Comet, on the other hand, was the most precise: it found the right filter immediately using the history and then, on request, located a mini guitar amplifier on Amazon and the same model on Aliexpress. In the flight search it provided prices and options and generated a direct link to Skyscanner on its own. Even with Gmail it was flawless, listing urgent messages and offering to show the content or help with replies.

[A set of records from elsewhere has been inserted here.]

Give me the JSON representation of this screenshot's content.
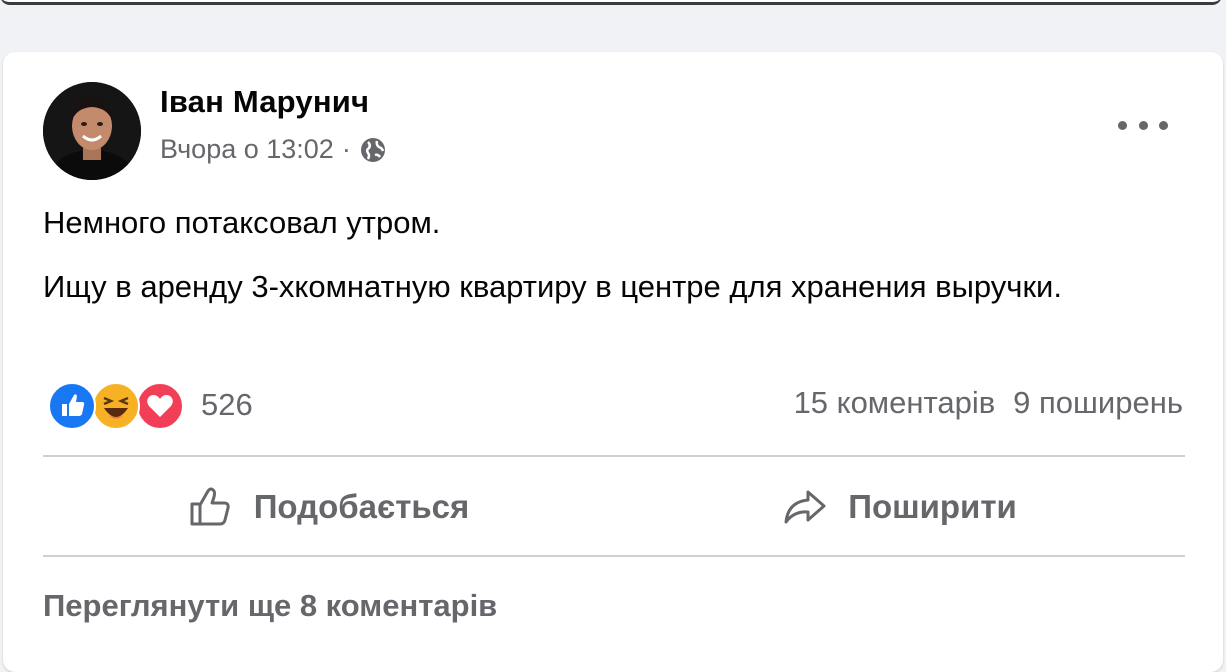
{
  "post": {
    "author": "Іван Марунич",
    "timestamp": "Вчора о 13:02",
    "separator": "·",
    "privacy_icon": "globe-icon",
    "more_icon": "more-dots-icon",
    "text_lines": [
      "Немного потаксовал утром.",
      "Ищу в аренду 3-хкомнатную квартиру в центре для хранения выручки."
    ]
  },
  "reactions": {
    "types": [
      "like-icon",
      "haha-icon",
      "love-icon"
    ],
    "count": "526"
  },
  "stats": {
    "comments": "15 коментарів",
    "shares": "9 поширень"
  },
  "actions": {
    "like_label": "Подобається",
    "share_label": "Поширити"
  },
  "comments": {
    "view_more": "Переглянути ще 8 коментарів"
  },
  "colors": {
    "like": "#1877f2",
    "haha": "#f7b125",
    "love": "#f33e58",
    "secondary_text": "#65676b"
  }
}
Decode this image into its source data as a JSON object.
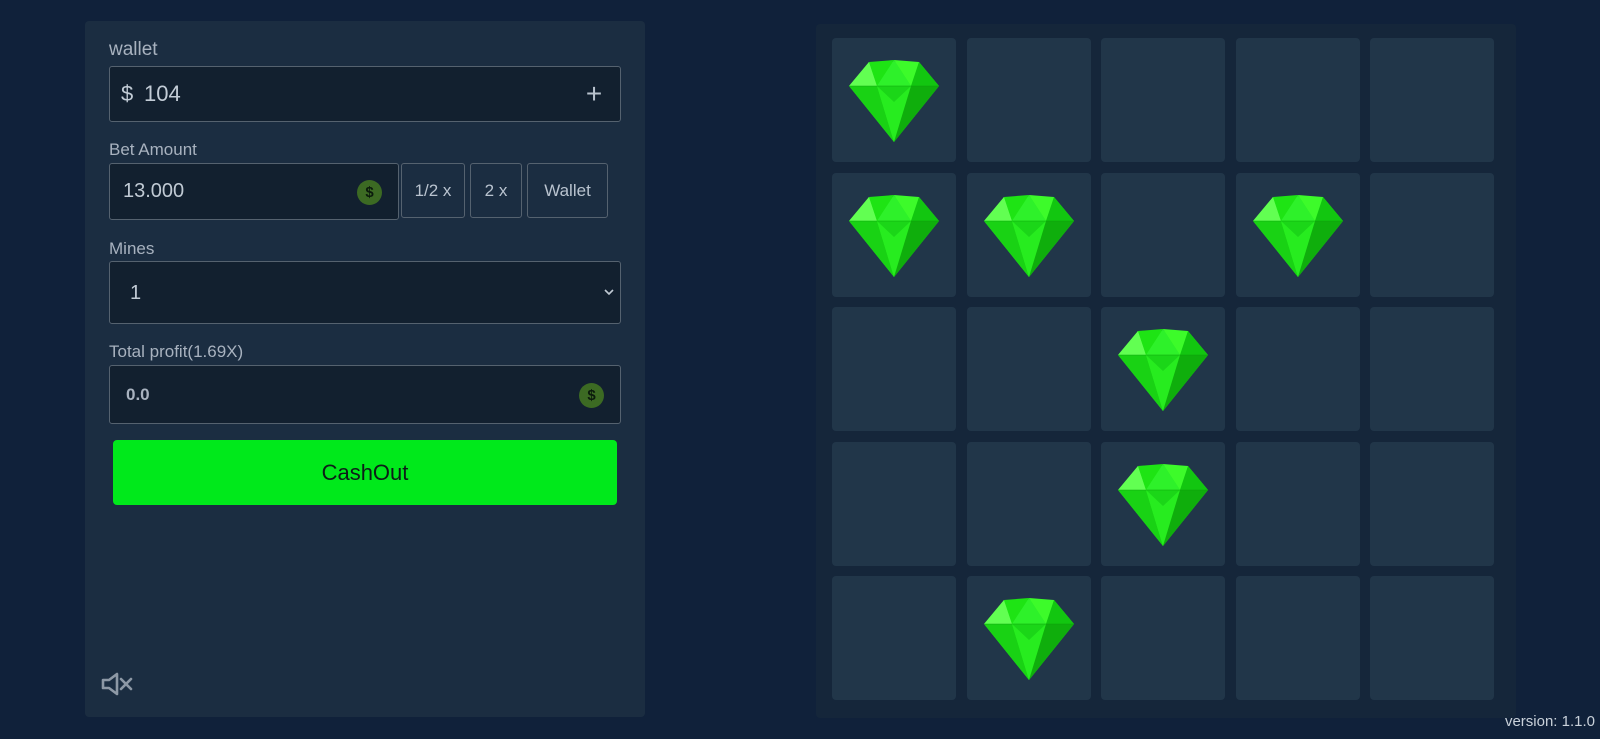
{
  "wallet": {
    "label": "wallet",
    "currency_symbol": "$",
    "balance": "104",
    "add_symbol": "+"
  },
  "bet": {
    "label": "Bet Amount",
    "amount": "13.000",
    "coin_symbol": "$",
    "half_label": "1/2 x",
    "double_label": "2 x",
    "wallet_label": "Wallet"
  },
  "mines": {
    "label": "Mines",
    "selected": "1"
  },
  "profit": {
    "label": "Total profit(1.69X)",
    "value": "0.0",
    "coin_symbol": "$"
  },
  "cashout_label": "CashOut",
  "sound": {
    "icon": "speaker-muted-icon"
  },
  "board": {
    "rows": 5,
    "cols": 5,
    "gem_icon": "green-gem-icon",
    "revealed_gems": [
      [
        0,
        0
      ],
      [
        1,
        0
      ],
      [
        1,
        1
      ],
      [
        1,
        3
      ],
      [
        2,
        2
      ],
      [
        3,
        2
      ],
      [
        4,
        1
      ]
    ]
  },
  "version": "version: 1.1.0",
  "colors": {
    "background": "#10213a",
    "panel": "#1b2d41",
    "tile": "#213649",
    "accent_green": "#00e91b",
    "gem": "#22f51a"
  }
}
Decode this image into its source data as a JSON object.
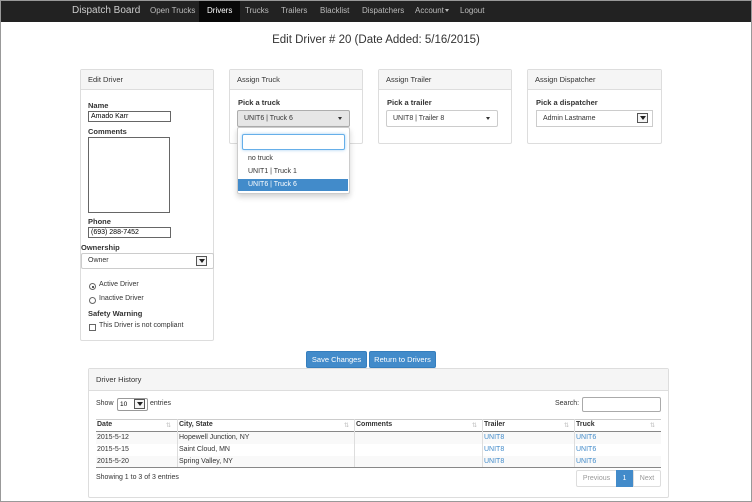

Neon has advanced functions but remains more cumbersome. With the 'Neon Do' mode, we asked for a good-value front and a Leonard Cohen record. It took a few minutes, but the products were selected and added correctly. Google Mail did not show senders, only generic categories, slowing down the experience. Its real strengths are order and depth: Tasks and Cards help to analyse large volumes of data and to switch smoothly from the search engine to the chatbot.

Privacy risks? Still many

The danger around the corner is called prompt injection: techniques through which cyber criminals hide malicious commands within seemingly harmless content. Nicole Nguyen of the Wall Street Journal summarised the issue effectively: 'With an AI-based browser, much more information is shared than with a simple chatbot, as entire sections of web pages are sent to external servers for processing. Although companies attempt to obscure personal data, the process has flaws. The general rule is to avoid sharing confidential medical, financial or business information while interacting with these tools'. OpenAI allows one to disable history, block access to email and home banking, or hide pages from AI, but a compromised browser-agent remains a serious threat to banking data, corporate mail, and sensitive accounts.

And then there is the risk to information: according to the Columbia Journalism Review, these browsers could circumvent paywalls, reading confidential articles without the publishers knowing. A huge flaw, which calls into question the economic viability of the media. A further shock for a system already compromised by Google's AI Overviews.